In mental disorders there may be an effect on the onset of an illness of the experience of being reared by an affected parent. To control for this we computed how many subjects in the younger generation had had their onset of illness before that of the older-generation parent. This proportion accounted for 21% of all possible transmitting pairs, a relatively high percentage if one takes into account the natural tendency of panic disorder to have its onset early in life.

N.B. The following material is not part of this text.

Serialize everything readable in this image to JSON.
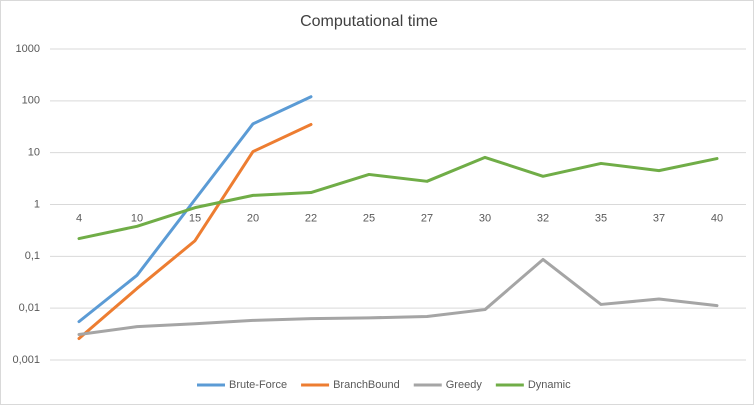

Finally, the question of the so-called regression to the mean—i.e., the presence of a simple linear dependence in which the degree of anticipation gradually abates with the decreasing parental age at onset—was addressed. One way to re-propose the issue of regression to the mean (
33) as applied to anticipation is to plot the difference between age at onset for parents and offspring (x–y) against the age at onset for parents (x) and see how they are related. Some authors think that the presence of regression to the mean in the form of a linear relationship between anticipation and parental age at onset strongly argues against a real phenomenon of anticipation; in one study (
34) the hypothesis of “true” anticipation in schizophrenia was rejected because the authors observed a simple linear relationship between anticipation and age at onset in the parents, with a line of best fit very close to the one expected under the assumption that age at onset in offspring was normally distributed around the mean. Hodge and Wickramaratne (
28) have shown that anticipation and correlation of ages at onset between parents and offspring are two independent phenomena, and that regression analysis does not contribute to discriminating “true” anticipation from an effect due to ascertainment bias. It has also been argued by other authors (
4,
25) that regression to the mean does not exclude “true” anticipation, and McInnis et al. (
24) showed how for a set of randomly generated values of x and y, the correlation between x and x–y is significantly high, and the x intercept where x–y=0 coincides with the mean for the values of x. In our study group the regression coefficient of anticipation correlation between x and x–y is as high as 0.69 (F=34.07, df=1,37, p=0.000001), but the x intercept is at 26.2, well below the mean of parental age at onset (36.3 years) and thus in contradiction with the expectancy of Galtonian regression to the mean (
33).
The study was designed to minimize possible biases related to clinical severity as a primary cause for ascertainment (subjects with associated features of alcohol/substance abuse, which perhaps indicates greater severity and earlier onset, were excluded from the study, and index probands in the younger generation were excluded from analyses), possible biases related to additive genetic effects from both parental lines on the younger generation (all families with evidence of bilineality were excluded from the study), and possible biases related to preferential ascertainment of late-onset parents due to possible diminished fertility of early-onset patients (childless members of the older generation were included in the sampling schemes).